Biomechanics and Hemodynamics of Human Aorta with Remodeling after Endovascular Repair

PROJECT SUMMARY Type-B aortic dissection is a disease with a tear of the intimal layers of the aorta distal to the aortic arch and separation of the wall layers in the thoracic aorta, which may extend further. It is rare but life-threatening when left untreated since the weakened aortic wall could rupture resulting in internal bleeding, and the false lumen

may disrupt the normal blood supply to the kidneys, intestines, and spinal cords. As a less-invasive surgical treatment, thoracic endovascular aortic repair (TEVAR) covers the dissected aorta with an endograft by inserting it through a distal vessel and deploying at the dissected region to seal the tear. Major concerns

persist with the long-term TEVAR outcomes when multiple endografts and stents are implanted to treat extensive dissection. Two or more endografts are needed to cover extensive dissection since there is no standalone endograft which can cover the entire region. Extensive use of endografts can impact the

biomechanics and hemodynamics of the aorta which requires careful pre- and post-TEVAR planning. After TEVAR, the aorta undergoes remodeling over time.

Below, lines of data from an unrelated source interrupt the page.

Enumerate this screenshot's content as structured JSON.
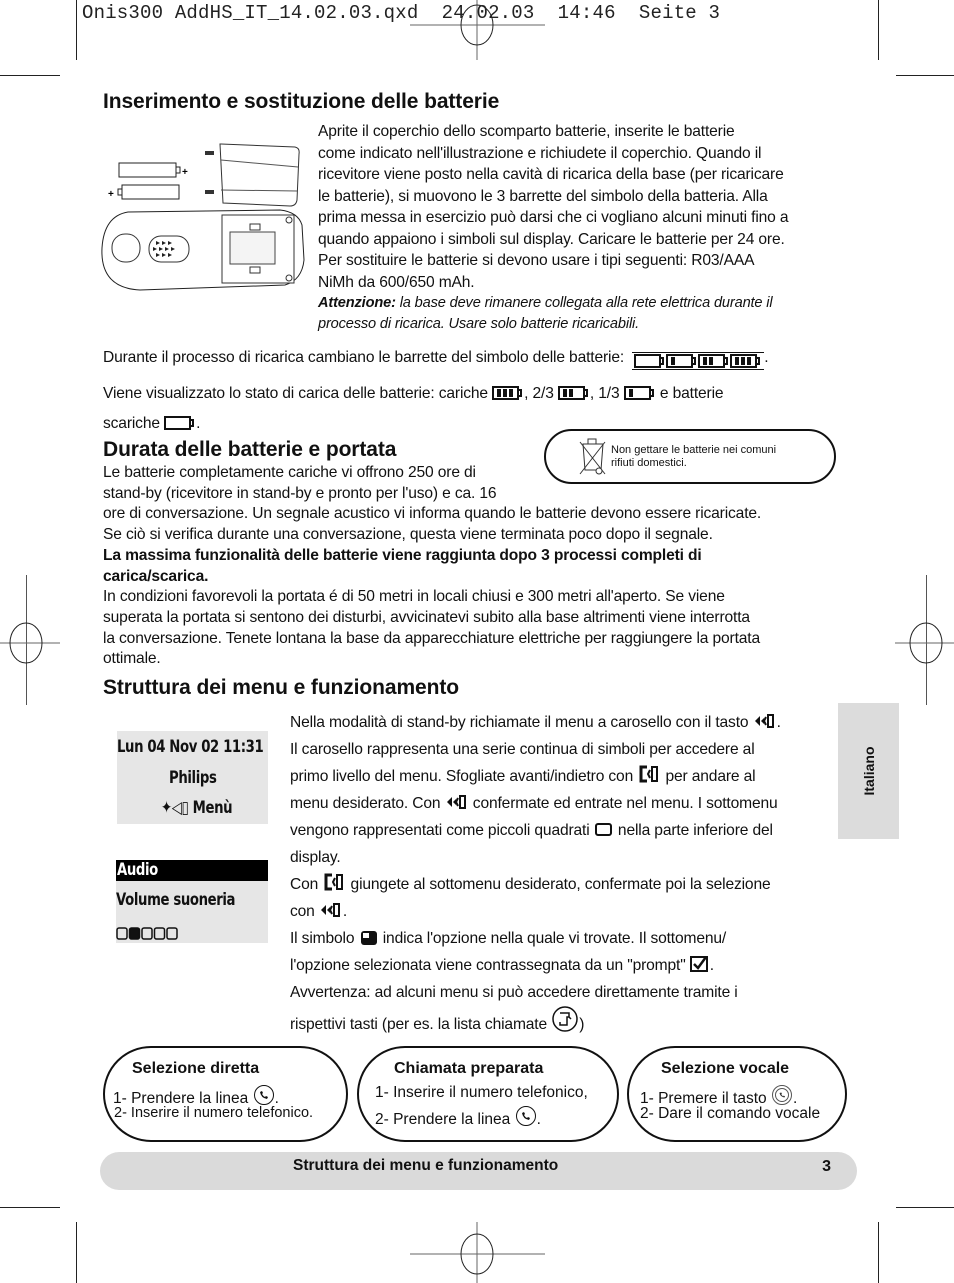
{
  "slug": "Onis300 AddHS_IT_14.02.03.qxd  24.02.03  14:46  Seite 3",
  "section1": {
    "heading": "Inserimento e sostituzione delle batterie",
    "paragraph_lines": [
      "Aprite il coperchio dello scomparto batterie, inserite le batterie",
      "come indicato nell'illustrazione e richiudete il coperchio. Quando il",
      "ricevitore viene posto nella cavità di ricarica della base (per ricaricare",
      "le batterie), si muovono le 3 barrette del simbolo della batteria. Alla",
      "prima messa in esercizio può darsi che ci vogliano alcuni minuti fino a",
      "quando appaiono i simboli sul display. Caricare le batterie per 24 ore.",
      "Per sostituire le batterie si devono usare i tipi seguenti: R03/AAA",
      "NiMh da 600/650 mAh."
    ],
    "attention_label": "Attenzione:",
    "attention_line1": " la base deve rimanere collegata alla rete elettrica durante il",
    "attention_line2": "processo di ricarica. Usare solo batterie ricaricabili.",
    "charging_text": "Durante il processo di ricarica cambiano le barrette del simbolo delle batterie:",
    "charging_suffix": ".",
    "status_text_1": "Viene visualizzato lo stato di carica delle batterie: cariche",
    "status_23": ", 2/3",
    "status_13": ", 1/3",
    "status_empty_prefix": "e batterie",
    "status_text_2": "scariche",
    "status_suffix": ".",
    "battery_states": [
      {
        "label": "cariche",
        "bars": 3
      },
      {
        "label": "2/3",
        "bars": 2
      },
      {
        "label": "1/3",
        "bars": 1
      },
      {
        "label": "scariche",
        "bars": 0
      }
    ]
  },
  "notice": {
    "icon": "crossed-out-bin-icon",
    "line1": "Non gettare le batterie nei comuni",
    "line2": "rifiuti domestici."
  },
  "section2": {
    "heading": "Durata delle batterie e portata",
    "lines_narrow": [
      "Le batterie completamente cariche vi offrono 250 ore di",
      "stand-by (ricevitore in stand-by e pronto per l'uso) e ca. 16"
    ],
    "lines_wide": [
      "ore di conversazione. Un segnale acustico vi informa quando le batterie devono essere ricaricate.",
      "Se ciò si verifica durante una conversazione, questa viene terminata poco dopo il segnale."
    ],
    "bold_lines": [
      "La massima funzionalità delle batterie viene raggiunta dopo 3 processi completi di",
      "carica/scarica."
    ],
    "range_lines": [
      "In condizioni favorevoli la portata é di 50 metri in locali chiusi e 300 metri all'aperto. Se viene",
      "superata la portata si sentono dei disturbi, avvicinatevi subito alla base altrimenti viene interrotta",
      "la conversazione. Tenete lontana la base da apparecchiature elettriche per raggiungere la portata",
      "ottimale."
    ]
  },
  "section3": {
    "heading": "Struttura dei menu e funzionamento",
    "lcd1": {
      "row1": "Lun 04 Nov 02   11:31",
      "row2": "Philips",
      "row3": "Menù"
    },
    "lcd2": {
      "title": "Audio",
      "row2": "Volume suoneria",
      "level": 2,
      "levels_total": 5
    },
    "lines": [
      {
        "pre": "Nella modalità di stand-by richiamate il menu a carosello con il tasto",
        "icon": "menu-key",
        "post": "."
      },
      {
        "pre": "Il carosello rappresenta una serie continua di simboli per accedere al"
      },
      {
        "pre": "primo livello del menu. Sfogliate avanti/indietro con",
        "icon": "scroll-key",
        "post": " per andare al"
      },
      {
        "pre": "menu desiderato. Con",
        "icon": "menu-key",
        "post": " confermate ed entrate nel menu. I sottomenu"
      },
      {
        "pre": "vengono rappresentati come piccoli quadrati",
        "icon": "empty-square",
        "post": " nella parte inferiore del"
      },
      {
        "pre": "display."
      },
      {
        "pre": "Con",
        "icon": "scroll-key",
        "post": " giungete al sottomenu desiderato, confermate poi la selezione"
      },
      {
        "pre": "con",
        "icon": "menu-key",
        "post": "."
      },
      {
        "pre": "Il simbolo",
        "icon": "filled-square",
        "post": " indica l'opzione nella quale vi trovate. Il sottomenu/"
      },
      {
        "pre": "l'opzione selezionata viene contrassegnata da un \"prompt\"",
        "icon": "checkmark",
        "post": "."
      },
      {
        "pre": "Avvertenza: ad alcuni menu si può accedere direttamente tramite i"
      },
      {
        "pre": "rispettivi tasti (per es. la lista chiamate",
        "icon": "call-list-key",
        "post": ")"
      }
    ]
  },
  "side_tab": {
    "label": "Italiano"
  },
  "pills": [
    {
      "title": "Selezione diretta",
      "line1": "1- Prendere la linea",
      "line1_suffix": ".",
      "line2": "2- Inserire il numero telefonico."
    },
    {
      "title": "Chiamata preparata",
      "line1": "1- Inserire il numero telefonico,",
      "line2": "2- Prendere la linea",
      "line2_suffix": "."
    },
    {
      "title": "Selezione vocale",
      "line1": "1- Premere il tasto",
      "line1_suffix": ".",
      "line2": "2- Dare il comando vocale"
    }
  ],
  "footer": {
    "title": "Struttura dei menu e funzionamento",
    "page": "3"
  }
}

Regular monitoring with computed tomography (CT) is necessary to keep track of aortic remodeling. The common radiographic features including aortic diameter and

luminal volume are insufficient to predict long-term aortic remodeling. This investigation addresses the unmet need to assess the long-term impact of multiple endografts on the aorta. To this end, we will identify the key features to quantify aortic remodeling during the 1-year follow-up period. This investigation aims to

characterize the long-term impact of extensive TEVAR on the aorta by identifying underlying biomechanical and hemodynamic features due to this condition. This will be achieved by identifying biomechanical features to characterize aortic remodeling triggered by extensive TEVAR (Specific Aim 1) and evaluating the impact of

blood flow on aortic remodeling during the long-term follow-up (Specific Aim 2). To achieve these aims, we will utilize patient-specific CT at pre-, post-TEVAR, and 1-year follow-up, computational modeling, computational fluid dynamics, and feature correlation. Outcomes of this investigation will provide powerful features

representing the adaptation of the aorta to extensive TEVAR and help guide optimal surgery to promote favorable aortic remodeling. Our techniques of feature identification using patient-specific CTs and computational analysis will be valuable in refining patient selection criteria for extensive TEVAR, helping

strategic decisions for surgery, and planning for post-surgical surveillance.